# How will you integrate ? int(dx)/(1+x^4)^2

Jul 9, 2017

$\int \frac{\mathrm{dx}}{{x}^{4} + 1} ^ 2$

= $\int {x}^{- 8} \frac{\mathrm{dx}}{{x}^{- 4} + 1} ^ 2$

= $\frac{1}{4} \cdot \int {x}^{- 3} \cdot 4 {x}^{- 5} \cdot \frac{\mathrm{dx}}{{x}^{- 4} + 1} ^ 2$

= $\frac{1}{4} \cdot {x}^{- 3} \cdot {\left({x}^{- 4} + 1\right)}^{- 1} - \frac{1}{4} \cdot \int \left(- 3\right) \cdot {x}^{- 4} \cdot \frac{\mathrm{dx}}{{x}^{- 4} + 1}$

= $\frac{1}{4} \cdot {x}^{- 3} / \left({x}^{- 4} + 1\right) + \frac{3}{4} \cdot \int {x}^{- 4} \cdot \frac{\mathrm{dx}}{{x}^{- 4} + 1}$

= $\frac{1}{4} \cdot \frac{x}{{x}^{4} + 1} + \frac{3}{4} \cdot \int \frac{\mathrm{dx}}{{x}^{4} + 1}$

= $\frac{1}{4} \cdot \frac{x}{{x}^{4} + 1} + \frac{3}{8} \cdot \int 2 \cdot \frac{\mathrm{dx}}{{x}^{4} + 1}$

= $\frac{1}{4} \cdot \frac{x}{{x}^{4} + 1} + \frac{3}{8} \cdot \int 2 {x}^{- 2} \cdot \frac{\mathrm{dx}}{{x}^{2} + {x}^{- 2}}$

= $\frac{1}{4} \cdot \frac{x}{{x}^{4} + 1} + \frac{3}{8} \cdot \int \left(1 + {x}^{- 2}\right) \cdot \frac{\mathrm{dx}}{{x}^{2} + {x}^{- 2}} - \frac{3}{8} \cdot \int \left(1 - {x}^{- 2}\right) \cdot \frac{\mathrm{dx}}{{x}^{2} + {x}^{- 2}}$

= $\frac{1}{4} \cdot \frac{x}{{x}^{4} + 1} + \frac{3}{8} \cdot \int \left(1 + {x}^{- 2}\right) \cdot \frac{\mathrm{dx}}{{\left(x - {x}^{- 1}\right)}^{2} + 2} - \frac{3}{8} \cdot \int \left(1 - {x}^{- 2}\right) \cdot \frac{\mathrm{dx}}{{\left(x + {x}^{- 1}\right)}^{2} - 2}$

= $\frac{1}{4} \cdot \frac{x}{{x}^{4} + 1} + \frac{3}{16} \cdot S q r t \left(2\right) \cdot A r c \tan \left[\frac{x - {x}^{- 1}}{2} ^ \left(\frac{1}{2}\right)\right] - \frac{3}{16} \cdot S q r t \left(2\right) \cdot A r c \sinh \left[\frac{x + {x}^{- 1}}{2} ^ \left(\frac{1}{2}\right)\right] + C$

= $\frac{1}{4} \cdot \frac{x}{{x}^{4} + 1} + \frac{3}{16} \cdot S q r t \left(2\right) \cdot A r c \tan \left[\frac{{x}^{2} - 1}{x \cdot S q r t \left(2\right)}\right] - \frac{3}{16} \cdot S q r t \left(2\right) \cdot A r c \sinh \left[\frac{{x}^{2} + 1}{x \cdot S q r t \left(2\right)}\right] + C$

#### Explanation:

1) I divided denominator and numerator of integrand with x^8

2) I decomposed numerator for resembling derivative of denominator.

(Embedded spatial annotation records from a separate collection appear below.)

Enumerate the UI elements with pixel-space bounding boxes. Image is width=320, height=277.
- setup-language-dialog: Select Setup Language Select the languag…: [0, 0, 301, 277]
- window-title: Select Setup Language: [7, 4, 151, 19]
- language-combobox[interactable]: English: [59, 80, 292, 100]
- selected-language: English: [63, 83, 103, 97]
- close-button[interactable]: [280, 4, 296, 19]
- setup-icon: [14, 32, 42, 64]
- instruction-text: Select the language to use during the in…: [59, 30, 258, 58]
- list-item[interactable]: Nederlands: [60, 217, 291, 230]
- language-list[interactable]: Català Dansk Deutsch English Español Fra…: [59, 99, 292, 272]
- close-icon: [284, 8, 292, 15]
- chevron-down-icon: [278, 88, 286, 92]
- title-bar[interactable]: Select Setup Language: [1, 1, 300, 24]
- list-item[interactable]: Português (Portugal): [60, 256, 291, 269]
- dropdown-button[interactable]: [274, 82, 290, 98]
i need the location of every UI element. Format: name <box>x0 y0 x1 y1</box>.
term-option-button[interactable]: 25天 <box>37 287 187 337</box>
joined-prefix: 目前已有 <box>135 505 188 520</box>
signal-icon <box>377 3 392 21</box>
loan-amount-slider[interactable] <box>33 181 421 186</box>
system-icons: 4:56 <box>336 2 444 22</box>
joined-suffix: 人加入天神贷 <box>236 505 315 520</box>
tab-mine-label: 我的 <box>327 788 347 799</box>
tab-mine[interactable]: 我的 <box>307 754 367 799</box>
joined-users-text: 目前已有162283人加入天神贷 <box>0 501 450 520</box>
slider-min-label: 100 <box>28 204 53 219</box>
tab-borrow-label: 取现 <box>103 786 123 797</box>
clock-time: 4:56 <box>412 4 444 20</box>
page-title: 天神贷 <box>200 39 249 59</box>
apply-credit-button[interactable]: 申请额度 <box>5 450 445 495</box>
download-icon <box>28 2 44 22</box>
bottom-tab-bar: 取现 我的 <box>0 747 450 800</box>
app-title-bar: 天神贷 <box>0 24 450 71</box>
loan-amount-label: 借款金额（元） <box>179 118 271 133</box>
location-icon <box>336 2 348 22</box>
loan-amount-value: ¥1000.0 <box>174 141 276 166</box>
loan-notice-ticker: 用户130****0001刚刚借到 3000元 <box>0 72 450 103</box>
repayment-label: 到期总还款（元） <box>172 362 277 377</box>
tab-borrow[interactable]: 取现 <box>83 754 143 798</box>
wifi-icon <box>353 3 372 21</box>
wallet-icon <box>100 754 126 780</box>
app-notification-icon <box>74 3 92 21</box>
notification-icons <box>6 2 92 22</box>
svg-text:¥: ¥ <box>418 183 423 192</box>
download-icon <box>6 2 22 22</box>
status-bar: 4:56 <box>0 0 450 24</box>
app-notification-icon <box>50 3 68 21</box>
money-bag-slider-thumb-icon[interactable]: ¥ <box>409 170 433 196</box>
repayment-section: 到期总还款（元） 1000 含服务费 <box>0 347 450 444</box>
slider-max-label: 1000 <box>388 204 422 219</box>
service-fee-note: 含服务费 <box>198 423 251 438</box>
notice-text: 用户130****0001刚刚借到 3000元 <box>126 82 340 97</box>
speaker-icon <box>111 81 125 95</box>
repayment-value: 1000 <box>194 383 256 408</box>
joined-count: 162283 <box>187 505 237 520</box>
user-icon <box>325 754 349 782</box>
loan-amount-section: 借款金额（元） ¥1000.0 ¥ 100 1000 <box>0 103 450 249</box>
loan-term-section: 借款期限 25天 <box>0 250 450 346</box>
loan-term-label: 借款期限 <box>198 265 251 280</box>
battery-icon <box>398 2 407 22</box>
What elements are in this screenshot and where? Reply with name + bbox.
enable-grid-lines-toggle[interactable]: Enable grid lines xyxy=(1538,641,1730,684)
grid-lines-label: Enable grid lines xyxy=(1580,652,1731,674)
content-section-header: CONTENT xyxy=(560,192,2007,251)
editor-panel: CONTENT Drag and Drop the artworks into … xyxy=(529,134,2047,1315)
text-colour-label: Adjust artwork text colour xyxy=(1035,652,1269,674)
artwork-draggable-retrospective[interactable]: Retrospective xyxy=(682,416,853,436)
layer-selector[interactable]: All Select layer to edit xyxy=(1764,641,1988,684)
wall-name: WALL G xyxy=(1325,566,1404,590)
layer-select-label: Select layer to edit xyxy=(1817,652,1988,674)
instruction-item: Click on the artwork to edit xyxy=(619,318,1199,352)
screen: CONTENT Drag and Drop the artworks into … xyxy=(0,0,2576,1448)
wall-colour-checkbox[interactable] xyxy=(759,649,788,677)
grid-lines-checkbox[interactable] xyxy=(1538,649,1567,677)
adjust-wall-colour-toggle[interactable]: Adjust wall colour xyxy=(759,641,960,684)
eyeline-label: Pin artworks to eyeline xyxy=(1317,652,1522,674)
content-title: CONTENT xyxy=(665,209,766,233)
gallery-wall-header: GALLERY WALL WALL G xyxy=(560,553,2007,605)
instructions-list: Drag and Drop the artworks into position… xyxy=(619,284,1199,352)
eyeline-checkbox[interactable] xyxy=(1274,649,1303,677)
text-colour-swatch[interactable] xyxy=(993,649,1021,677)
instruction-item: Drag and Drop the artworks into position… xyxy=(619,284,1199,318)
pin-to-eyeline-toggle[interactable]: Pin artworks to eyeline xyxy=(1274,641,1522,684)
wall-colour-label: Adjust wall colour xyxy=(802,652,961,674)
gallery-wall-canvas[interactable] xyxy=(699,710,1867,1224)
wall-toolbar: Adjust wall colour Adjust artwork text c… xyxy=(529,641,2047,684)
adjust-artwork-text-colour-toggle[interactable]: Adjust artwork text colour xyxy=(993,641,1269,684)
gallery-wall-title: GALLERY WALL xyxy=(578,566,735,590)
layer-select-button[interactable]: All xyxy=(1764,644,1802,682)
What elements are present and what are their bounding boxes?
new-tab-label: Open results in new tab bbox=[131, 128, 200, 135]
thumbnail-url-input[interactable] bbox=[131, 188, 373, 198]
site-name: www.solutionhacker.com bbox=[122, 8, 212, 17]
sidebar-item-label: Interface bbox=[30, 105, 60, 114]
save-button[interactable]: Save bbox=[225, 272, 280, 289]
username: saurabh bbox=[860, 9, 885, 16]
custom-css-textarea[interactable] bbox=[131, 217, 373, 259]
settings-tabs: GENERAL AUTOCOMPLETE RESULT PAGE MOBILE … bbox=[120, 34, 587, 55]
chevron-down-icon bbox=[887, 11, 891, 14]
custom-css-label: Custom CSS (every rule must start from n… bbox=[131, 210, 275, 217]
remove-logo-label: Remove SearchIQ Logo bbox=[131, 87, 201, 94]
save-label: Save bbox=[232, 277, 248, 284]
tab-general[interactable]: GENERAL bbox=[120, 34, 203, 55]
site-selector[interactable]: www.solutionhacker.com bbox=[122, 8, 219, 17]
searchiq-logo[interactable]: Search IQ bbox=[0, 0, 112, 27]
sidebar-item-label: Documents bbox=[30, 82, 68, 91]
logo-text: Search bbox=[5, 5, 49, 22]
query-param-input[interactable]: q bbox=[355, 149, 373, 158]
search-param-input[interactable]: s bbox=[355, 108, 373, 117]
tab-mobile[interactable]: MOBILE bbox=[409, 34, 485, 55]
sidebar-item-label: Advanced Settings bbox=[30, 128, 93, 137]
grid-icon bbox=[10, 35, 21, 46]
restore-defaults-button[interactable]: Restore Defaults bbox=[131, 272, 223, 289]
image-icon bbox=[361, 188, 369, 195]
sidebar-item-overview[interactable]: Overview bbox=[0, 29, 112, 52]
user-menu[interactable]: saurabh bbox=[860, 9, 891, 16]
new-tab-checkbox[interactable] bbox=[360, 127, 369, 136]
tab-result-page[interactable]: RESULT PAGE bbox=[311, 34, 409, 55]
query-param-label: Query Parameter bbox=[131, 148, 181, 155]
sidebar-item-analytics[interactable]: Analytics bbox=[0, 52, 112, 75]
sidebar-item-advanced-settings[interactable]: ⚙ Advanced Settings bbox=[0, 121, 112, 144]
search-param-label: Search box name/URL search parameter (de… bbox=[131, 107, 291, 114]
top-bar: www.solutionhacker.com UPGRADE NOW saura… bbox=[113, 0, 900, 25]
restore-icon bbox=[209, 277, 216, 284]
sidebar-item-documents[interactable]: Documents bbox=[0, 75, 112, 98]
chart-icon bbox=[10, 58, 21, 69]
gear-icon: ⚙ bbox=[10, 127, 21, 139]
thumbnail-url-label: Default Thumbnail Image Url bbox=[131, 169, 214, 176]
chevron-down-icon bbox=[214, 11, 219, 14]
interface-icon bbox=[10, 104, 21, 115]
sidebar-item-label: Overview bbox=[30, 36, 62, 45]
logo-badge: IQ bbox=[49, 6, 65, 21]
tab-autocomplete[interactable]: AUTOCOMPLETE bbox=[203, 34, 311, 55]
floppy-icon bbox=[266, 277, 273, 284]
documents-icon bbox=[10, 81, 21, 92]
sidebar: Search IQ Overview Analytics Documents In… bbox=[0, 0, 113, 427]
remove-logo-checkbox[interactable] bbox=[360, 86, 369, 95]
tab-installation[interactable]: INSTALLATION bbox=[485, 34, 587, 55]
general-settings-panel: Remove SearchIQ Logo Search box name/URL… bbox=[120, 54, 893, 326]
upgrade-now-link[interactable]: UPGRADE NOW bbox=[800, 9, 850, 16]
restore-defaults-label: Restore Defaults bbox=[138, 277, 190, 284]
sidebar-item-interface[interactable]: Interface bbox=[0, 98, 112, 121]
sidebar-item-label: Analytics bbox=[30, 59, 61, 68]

3) I used partial fraction

4) I expanded fractions with x^4

5) I started to decompose second integral by multiply and divide with 2

6) I divided denominator and numerator of second integrand with x^2

7) I decomposed second one for resembling denominators of them at forms of ${u}^{2} + {a}^{2}$ for u=$x - {x}^{- 1}$ and ${u}^{2} - {a}^{2}$ for u=$x + {x}^{- 1}$

8) I integrated decomposed them.

9) I rewrote results.